Isolation of mRNA and Northern blotting. Total RNA was extracted from adipose cells or from isolated adipocyte supernatants and pellets using Tri-Zol LS and Tri-Zol reagent, respectively. Isolated RNA (10-20 µg) was separated in a 1% agarose/2% formaldehyde gel in 1× MOPS (pH 7, 10 mM sodium acetate and 1 mM EDTA) and transferred to a Hybond-N nylon membrane (Amersham) in 10× saline-sodium citrate (SSC; American Bioanalytical) and 0.05 M NaOH. After the transfer, the membrane and RNA were auto-cross-linked using an ultraviolet Stratalinker (Stratagene) and subjected to hybridization with the radiolabeled leptin DNA probe using ExpressHyb Hybridization Solution (Clontech) according to the manufacturer's instructions. Briefly, the blot was prehybridized in hybridization solution for 30 min at 68°C and hybridized with radiolabeled probes (2 × 106 counts · min-1 · ml-1) in fresh hybridization solution for 2 h at 68°C with constant shaking. Next, the blot was washed three times with 2× SSC/0.05% SDS at room temperature for 20 min each and then two times with 0.1× SSC/0.1% SDS at 50°C for 30 min each and analyzed in an Instantimager (Packard). For generating leptin and glyceraldehyde-3-phosphate dehydrogenase (GAPDH) probes, corresponding cDNA (200 ng) was mixed with 5 µl random primers of 6mers (77 µg/ml) and sterile water in a total volume of 24 µl, incubated at 95°C for 3 min, and then placed on ice for 3 min. dNTP mix (5 µl, 1 mM each, without dCTP), 5 µl of 10× Klenow buffer, 5 µl of 0.5 mg/ml BSA, 5 µl [32P]dCTP (NEN), and 1 µl DNA polymerase (Klenow exo-; New England Biolabs) were added to the incubation mixture and incubated at 37°C for at least 2 h.
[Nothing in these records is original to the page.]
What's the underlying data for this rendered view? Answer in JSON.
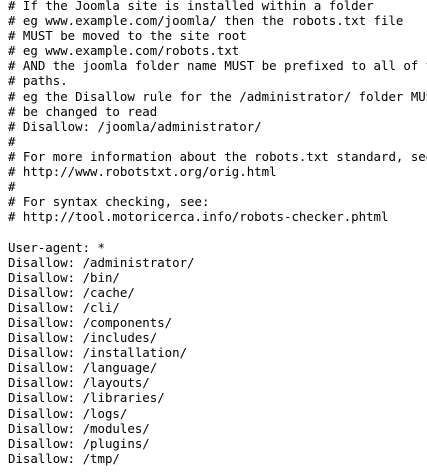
{
  "document": {
    "lines": [
      "# If the Joomla site is installed within a folder",
      "# eg www.example.com/joomla/ then the robots.txt file",
      "# MUST be moved to the site root",
      "# eg www.example.com/robots.txt",
      "# AND the joomla folder name MUST be prefixed to all of the",
      "# paths.",
      "# eg the Disallow rule for the /administrator/ folder MUST",
      "# be changed to read",
      "# Disallow: /joomla/administrator/",
      "#",
      "# For more information about the robots.txt standard, see:",
      "# http://www.robotstxt.org/orig.html",
      "#",
      "# For syntax checking, see:",
      "# http://tool.motoricerca.info/robots-checker.phtml",
      "",
      "User-agent: *",
      "Disallow: /administrator/",
      "Disallow: /bin/",
      "Disallow: /cache/",
      "Disallow: /cli/",
      "Disallow: /components/",
      "Disallow: /includes/",
      "Disallow: /installation/",
      "Disallow: /language/",
      "Disallow: /layouts/",
      "Disallow: /libraries/",
      "Disallow: /logs/",
      "Disallow: /modules/",
      "Disallow: /plugins/",
      "Disallow: /tmp/"
    ]
  }
}
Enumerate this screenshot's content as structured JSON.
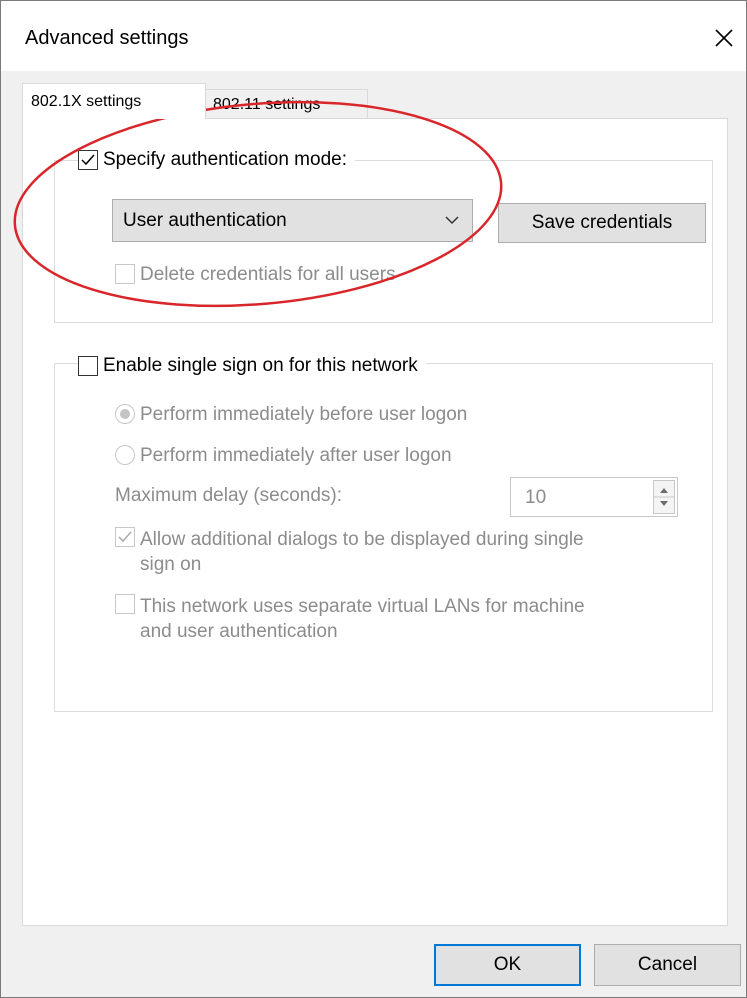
{
  "window": {
    "title": "Advanced settings",
    "close_icon": "close-icon"
  },
  "tabs": [
    {
      "label": "802.1X settings",
      "active": true
    },
    {
      "label": "802.11 settings",
      "active": false
    }
  ],
  "auth_group": {
    "checkbox_label": "Specify authentication mode:",
    "checked": true,
    "mode_value": "User authentication",
    "save_credentials_label": "Save credentials",
    "delete_credentials_label": "Delete credentials for all users"
  },
  "sso_group": {
    "checkbox_label": "Enable single sign on for this network",
    "checked": false,
    "radio_before_label": "Perform immediately before user logon",
    "radio_after_label": "Perform immediately after user logon",
    "delay_label": "Maximum delay (seconds):",
    "delay_value": "10",
    "allow_dialogs_label_line1": "Allow additional dialogs to be displayed during single",
    "allow_dialogs_label_line2": "sign on",
    "separate_vlans_label_line1": "This network uses separate virtual LANs for machine",
    "separate_vlans_label_line2": "and user authentication"
  },
  "footer": {
    "ok_label": "OK",
    "cancel_label": "Cancel"
  },
  "colors": {
    "annotation": "#d9262b",
    "accent": "#0078d7",
    "disabled_text": "#8c8c8c"
  }
}
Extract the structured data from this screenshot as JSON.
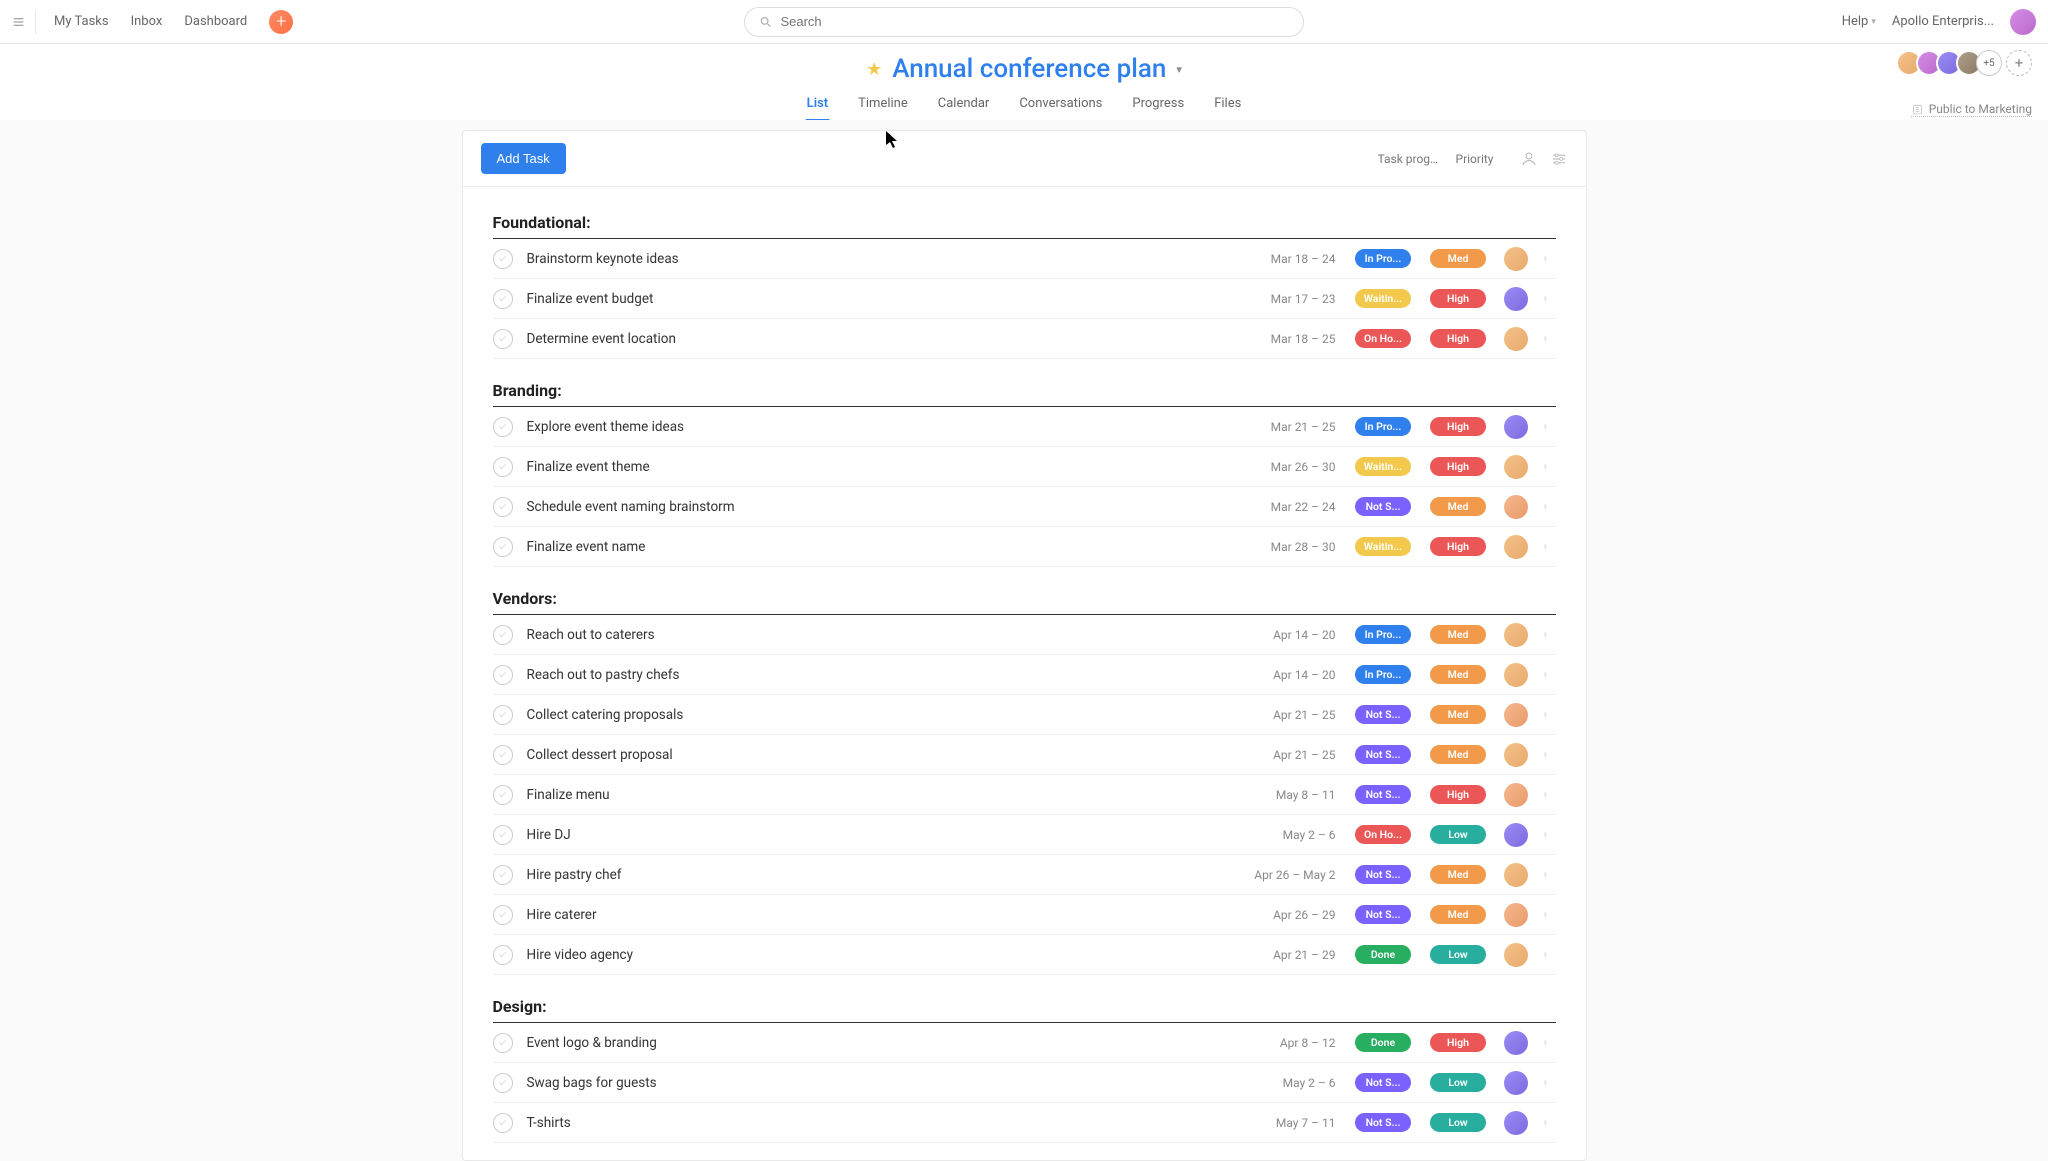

Unincorporated [32P]dCTP was removed by a Nuctrap push column (Stratagene).

RT-PCR. Total RNA (4-5 µg) was reverse transcribed into cDNA using a random hexamer and RT. cDNA was amplified by PCR using the sense primer TGGCTTTGGTCCTATCTGTCTT (87-108 bp) and the anti-sense primer TCCTCACCAGCCTGCCTTCCC (310-330 bp; see Ref. 36), and the PCR product was subjected to agarose gel electrophoresis.

Immunoisolation of leptin messenger ribonucleoprotein particle with anti-PHAS-1 antibody. Sheep anti-rabbit IgG Dynabeads m-280 (250 µl; Dynal) were washed with gradient buffer and incubated with either nonspecific rabbit IgG (5 µg; Sigma) or rabbit anti-PHAS-1 antibody (5 µg) overnight at 4°C with constant rotation. Unbound antibodies were removed by washing the beads with gradient buffer containing 0.5% Triton X-100. The supernatant of the broken adipocytes was incubated with Triton X-100 (final concentration of 1%) for 30 min at 4°C and centrifuged at 4°C for 20 min at 14,000 rpm. The supernatant was incubated with the beads for 2 h at 4°C with constant rotation. The beads were then washed four times with gradient buffer containing 0.5% Triton X-100, and RNA was eluted using Tri-Zol reagent. Isolated RNA was subjected to RT-PCR.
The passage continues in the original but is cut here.